The dashboard check engine light is constantly on. The dashboard lights, odometer and cruise control don't function until i have driven about 40 miles. I have taken the dash apart at least 6 times looking for a short or a bad connection on the instrument cluster. This car has a digital display.

I have run out of things to try, any suggestions?

Thanks!


----------



## DRUNKHORSE (Mar 6, 2005)

wrong place. when u get to the forums scroll down find your model then year then post there.


----------



## rogoman (Dec 16, 2004)

Rolo Tomasi said:


> The dashboard check engine light is constantly on. The dashboard lights, odometer and cruise control don't function until i have driven about 40 miles. I have taken the dash apart at least 6 times looking for a short or a bad connection on the instrument cluster. This car has a digital display.

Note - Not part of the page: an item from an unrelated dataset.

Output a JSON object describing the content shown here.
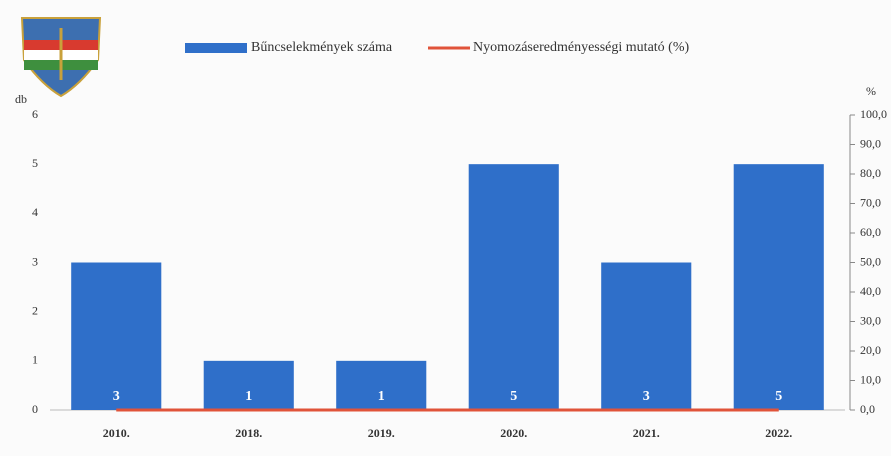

Check all ground connections; in particular, the engine and the engine to chassis.


----------



## Rolo Tomasi (Sep 19, 2005)

*Thanks for your suggestion!*



rogoman said:


> Check all ground connections; in particular, the engine and the engine to chassis.



Have tried what you suggested, but still have the same problem. I am looking for a instrument cluster replacement as a last resort. It seems that the cluster with the heads up display is hard to come by. will be replacing the vehicle speed sensor next week since that was one of my problems along with the knock sensor.


----------